Vol I No. 7
From the Quarterly

My Way Into the Anglican Communion

by The Editors

Barton Gingerich

A conversion to the Anglican Way is never a short story. I will start mine with my college years. Up to that point, I was raised in the United Methodist Church for 16 years, then left with my family to an independent evangelical Bible church. By the time I entered Patrick Henry College I was a Reformed Baptist, combining Calvinist insights into soteriology with Baptist ecclesiology and views of ordinances. I was looking for something deeper than your typical evangelicalism — a “nice fundamentalism,” an off-shoot of 1800s revivalism, that ties itself to individualism and makes the worship per affect an overly self-expressive view of worship and showmanship, rather than discipleship. I came to see that individualism seems to make the worshipper affect an overly self-expressive view of worship and showmanship, rather than discipleship. I also became aware that its impoverished form of worship was cut from the rest of the church in time, from the saints living and dead.
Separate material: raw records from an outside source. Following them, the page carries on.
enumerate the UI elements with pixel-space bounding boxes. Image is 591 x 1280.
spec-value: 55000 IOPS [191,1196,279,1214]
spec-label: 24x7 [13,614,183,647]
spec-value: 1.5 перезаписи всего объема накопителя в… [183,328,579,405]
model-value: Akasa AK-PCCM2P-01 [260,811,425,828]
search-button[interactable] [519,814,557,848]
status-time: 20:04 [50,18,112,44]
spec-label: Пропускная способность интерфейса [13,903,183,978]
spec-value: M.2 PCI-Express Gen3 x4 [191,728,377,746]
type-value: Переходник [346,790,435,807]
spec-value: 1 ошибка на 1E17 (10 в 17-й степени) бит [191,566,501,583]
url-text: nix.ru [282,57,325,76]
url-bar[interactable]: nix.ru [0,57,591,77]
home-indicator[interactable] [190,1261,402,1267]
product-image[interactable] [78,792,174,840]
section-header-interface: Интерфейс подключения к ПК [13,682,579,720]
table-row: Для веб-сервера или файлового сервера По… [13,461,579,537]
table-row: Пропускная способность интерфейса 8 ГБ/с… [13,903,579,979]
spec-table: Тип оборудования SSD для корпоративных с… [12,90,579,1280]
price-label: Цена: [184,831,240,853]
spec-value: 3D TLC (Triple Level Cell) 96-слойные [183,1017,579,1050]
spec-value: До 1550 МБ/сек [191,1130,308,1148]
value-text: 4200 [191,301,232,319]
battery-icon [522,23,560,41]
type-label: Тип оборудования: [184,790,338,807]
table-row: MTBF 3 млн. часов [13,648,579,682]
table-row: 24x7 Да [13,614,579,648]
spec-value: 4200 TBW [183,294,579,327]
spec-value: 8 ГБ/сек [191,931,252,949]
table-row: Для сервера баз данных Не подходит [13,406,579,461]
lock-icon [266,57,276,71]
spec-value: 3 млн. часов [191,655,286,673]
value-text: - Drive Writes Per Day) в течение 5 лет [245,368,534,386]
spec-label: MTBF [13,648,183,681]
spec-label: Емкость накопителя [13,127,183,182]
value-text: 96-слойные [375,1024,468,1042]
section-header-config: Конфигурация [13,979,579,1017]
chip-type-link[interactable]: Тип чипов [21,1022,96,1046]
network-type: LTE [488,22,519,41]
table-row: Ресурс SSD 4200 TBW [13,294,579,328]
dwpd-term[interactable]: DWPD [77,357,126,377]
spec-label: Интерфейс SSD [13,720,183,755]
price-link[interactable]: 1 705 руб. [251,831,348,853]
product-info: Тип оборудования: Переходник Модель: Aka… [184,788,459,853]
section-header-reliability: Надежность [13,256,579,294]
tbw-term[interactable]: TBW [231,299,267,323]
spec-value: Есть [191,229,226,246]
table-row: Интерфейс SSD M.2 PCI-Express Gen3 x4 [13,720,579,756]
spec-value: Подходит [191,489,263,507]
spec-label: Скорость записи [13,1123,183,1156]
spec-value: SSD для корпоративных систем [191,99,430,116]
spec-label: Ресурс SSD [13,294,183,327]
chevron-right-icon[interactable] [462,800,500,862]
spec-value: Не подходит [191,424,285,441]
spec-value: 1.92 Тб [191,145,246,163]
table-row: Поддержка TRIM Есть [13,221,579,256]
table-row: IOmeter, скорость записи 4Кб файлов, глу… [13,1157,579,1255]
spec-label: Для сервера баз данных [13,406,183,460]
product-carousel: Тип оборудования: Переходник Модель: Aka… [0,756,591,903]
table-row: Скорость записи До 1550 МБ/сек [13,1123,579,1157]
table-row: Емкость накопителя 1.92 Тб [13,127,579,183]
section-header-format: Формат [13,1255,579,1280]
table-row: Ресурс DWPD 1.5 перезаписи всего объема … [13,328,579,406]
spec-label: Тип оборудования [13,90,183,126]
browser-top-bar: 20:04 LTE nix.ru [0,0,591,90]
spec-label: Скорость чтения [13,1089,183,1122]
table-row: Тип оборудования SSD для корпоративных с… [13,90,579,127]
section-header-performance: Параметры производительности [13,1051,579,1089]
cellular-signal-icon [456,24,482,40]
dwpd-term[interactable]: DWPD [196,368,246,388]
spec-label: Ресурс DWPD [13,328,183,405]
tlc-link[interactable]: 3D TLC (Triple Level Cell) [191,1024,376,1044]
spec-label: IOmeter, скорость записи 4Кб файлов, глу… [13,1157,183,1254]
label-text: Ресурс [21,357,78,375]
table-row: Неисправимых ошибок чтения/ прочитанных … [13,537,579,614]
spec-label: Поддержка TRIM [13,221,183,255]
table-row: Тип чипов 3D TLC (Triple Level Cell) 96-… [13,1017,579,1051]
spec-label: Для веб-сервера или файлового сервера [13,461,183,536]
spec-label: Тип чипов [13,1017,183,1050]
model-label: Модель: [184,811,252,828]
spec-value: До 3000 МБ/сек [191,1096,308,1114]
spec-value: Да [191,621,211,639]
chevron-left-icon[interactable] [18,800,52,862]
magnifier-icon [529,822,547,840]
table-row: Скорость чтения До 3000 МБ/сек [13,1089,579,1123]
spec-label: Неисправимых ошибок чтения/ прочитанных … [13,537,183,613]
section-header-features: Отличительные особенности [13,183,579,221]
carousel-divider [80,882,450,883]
To capture what I wanted in a religion that spoke my evangelical vocabulary, I sought out the idolatry of primitivism. I tried to freeze the Baptist theology in time and place, right in 1600s England, when it was dependent upon borrowed capital from the magisterial Protestant Reformers. At this time, the Baptists were still quite confessional, and order rather than a chaos was typical of their individualistic interpretations of Scripture. I credit church historian D. G. Hart with enlightening me on this point — his deconstruction of American evangelicalism still influences me today. Nevertheless, as I continued through the classical curriculum at my school, I became aware of various “isms” that would drive me into the reformed catholic field.
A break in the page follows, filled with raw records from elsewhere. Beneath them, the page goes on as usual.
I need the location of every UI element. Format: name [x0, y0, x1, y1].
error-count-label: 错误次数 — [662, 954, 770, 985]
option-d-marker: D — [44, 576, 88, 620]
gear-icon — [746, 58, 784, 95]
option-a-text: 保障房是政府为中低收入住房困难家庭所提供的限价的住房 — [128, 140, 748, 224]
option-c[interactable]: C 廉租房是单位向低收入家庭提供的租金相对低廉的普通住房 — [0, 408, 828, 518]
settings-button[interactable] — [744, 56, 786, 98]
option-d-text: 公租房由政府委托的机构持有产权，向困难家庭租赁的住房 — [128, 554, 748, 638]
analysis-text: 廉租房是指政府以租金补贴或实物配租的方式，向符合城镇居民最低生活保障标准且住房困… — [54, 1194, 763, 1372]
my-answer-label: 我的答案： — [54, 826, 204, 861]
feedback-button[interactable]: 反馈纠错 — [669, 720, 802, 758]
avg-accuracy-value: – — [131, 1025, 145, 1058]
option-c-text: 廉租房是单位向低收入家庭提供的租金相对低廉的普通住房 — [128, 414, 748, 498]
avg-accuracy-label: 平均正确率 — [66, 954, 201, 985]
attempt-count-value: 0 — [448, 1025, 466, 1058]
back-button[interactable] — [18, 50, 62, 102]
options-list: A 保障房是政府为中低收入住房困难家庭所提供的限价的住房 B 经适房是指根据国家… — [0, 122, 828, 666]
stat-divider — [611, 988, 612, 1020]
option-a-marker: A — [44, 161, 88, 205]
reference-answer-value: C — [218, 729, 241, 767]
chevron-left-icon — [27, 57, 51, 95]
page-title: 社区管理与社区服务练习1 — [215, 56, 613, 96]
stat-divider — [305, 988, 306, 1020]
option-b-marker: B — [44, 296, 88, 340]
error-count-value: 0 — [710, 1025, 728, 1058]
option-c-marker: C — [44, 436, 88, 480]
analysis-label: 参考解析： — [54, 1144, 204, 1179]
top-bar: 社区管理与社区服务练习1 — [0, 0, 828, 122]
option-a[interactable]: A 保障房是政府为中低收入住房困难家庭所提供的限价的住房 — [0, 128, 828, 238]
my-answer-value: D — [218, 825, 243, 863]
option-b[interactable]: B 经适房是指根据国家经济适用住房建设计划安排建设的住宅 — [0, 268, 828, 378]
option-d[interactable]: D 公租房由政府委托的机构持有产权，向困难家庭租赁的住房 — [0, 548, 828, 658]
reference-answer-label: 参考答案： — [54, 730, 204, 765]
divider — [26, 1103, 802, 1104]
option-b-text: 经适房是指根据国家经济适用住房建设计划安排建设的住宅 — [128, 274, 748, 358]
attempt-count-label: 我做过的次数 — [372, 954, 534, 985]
First, there is the heresy of Gnosticism which holds that the physical realm is inherently wicked or inferior. It is “dirty” and needs to be transcended through knowledge. By extension the gnostic thinks that the spiritual life involves escaping from man’s God-given state. But this runs counter to the idea that God created all the world good and that Christ Himself honored the physical with His Incarnation. I drew a conclusion most devastating to my theology. The sacraments recognize God’s  action in this world, and there was no room for sacramental notions in the Baptist understandings of Baptism or Eucharist. It appeared to me that I had formerly thought of the Christian life as being simply about abstract ideas: the “salvation decision” or, in the case of Calvinism, the ordosalutis, when from the beginning the church has viewed God as acting through physical means by objects taking upon supernatural qualities. I struggled with this for years.
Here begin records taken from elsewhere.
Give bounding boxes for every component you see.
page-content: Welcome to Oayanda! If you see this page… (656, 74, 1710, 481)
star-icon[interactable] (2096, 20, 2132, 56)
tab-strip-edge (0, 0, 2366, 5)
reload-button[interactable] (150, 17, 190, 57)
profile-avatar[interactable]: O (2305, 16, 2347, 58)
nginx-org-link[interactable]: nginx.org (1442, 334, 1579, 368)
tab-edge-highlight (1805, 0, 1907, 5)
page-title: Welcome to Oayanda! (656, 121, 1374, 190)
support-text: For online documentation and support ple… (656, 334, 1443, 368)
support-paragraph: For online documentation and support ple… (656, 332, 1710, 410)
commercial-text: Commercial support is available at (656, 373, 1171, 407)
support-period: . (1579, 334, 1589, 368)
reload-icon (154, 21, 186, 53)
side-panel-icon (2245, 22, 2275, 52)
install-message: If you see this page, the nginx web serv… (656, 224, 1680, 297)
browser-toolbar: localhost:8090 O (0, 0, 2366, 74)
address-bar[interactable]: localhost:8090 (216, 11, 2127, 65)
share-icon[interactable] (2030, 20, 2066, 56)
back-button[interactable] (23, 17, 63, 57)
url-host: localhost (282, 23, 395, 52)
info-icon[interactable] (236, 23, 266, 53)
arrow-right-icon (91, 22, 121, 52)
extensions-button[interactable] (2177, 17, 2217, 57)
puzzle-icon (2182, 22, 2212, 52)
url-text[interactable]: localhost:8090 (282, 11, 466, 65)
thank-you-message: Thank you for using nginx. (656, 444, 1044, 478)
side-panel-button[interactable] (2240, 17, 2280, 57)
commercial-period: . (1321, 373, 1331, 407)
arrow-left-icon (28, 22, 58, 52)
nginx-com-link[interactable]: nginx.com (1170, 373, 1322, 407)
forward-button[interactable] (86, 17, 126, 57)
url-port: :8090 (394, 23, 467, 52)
Second, I learned about Donatism. This schismatic notion was criticized by St. Augustine for its misunderstanding of the grace of baptism. The Donatists were Christians who suffered persecution and because of their own suffering they would not accept Christians into the church who had been baptized by weak bishops and priests who had denied the faith under persecution. Augustine recognized this as an attack on God’s grace and the universality of baptism. God’s grace works through the sacraments; the baptizer, although morally flawed, is not effecting the work – he is but a conduit participating in a ritual commanded by Christ. Baptism is “once and for all”; requiring rebaptism (as nearly all Baptists today do) attacks its universality.

My third and last “ism” is perhaps the most abstruse: nominalism. I could better describe this final difficulty within certain Protestant circles as lack of “philosophical breadth.” After I read Richard Weaver’s Ideas Have Consequences and took a metaphysics course, I became convinced of the existence of universals: forms, natures, essences. I wanted to participate in an old philosophical conversation within the church over the centuries. However, in some forms of Protestantism, nearly everything pivots on an act of the will. Christians talk of human will rather than human nature, they emphasize membership in the church as a salvation decision, an exercise of will. We stop asking if certain doctrines or practices are proper to the nature of a thing itself.

By my senior year, my mind was already thinking like an Anglican. I was shocked out of my complacence when Fr. Elijah White of the Church of Our Savior at Oatlands addressed the student body at chapel. Here, he presented practical reasons for liturgy and the Prayer Book with his characteristic acumen, dry wit, and unassuming graciousness. When Fr. White urged us to consider that God wants us to worship Him with all our senses in the beauty of holiness, and that habitual worship forms our true character, I immediately knew what he meant. I realized that I had been angry and frustrated, trying to force Baptist theology into a sacramental, liturgical frame. I concluded that I must root myself in the apostolic faith and ancient habits of the Anglican Communion. Looking back, I think that all the hand-wringing and spiritual wrestling were a search for a pearl of great price.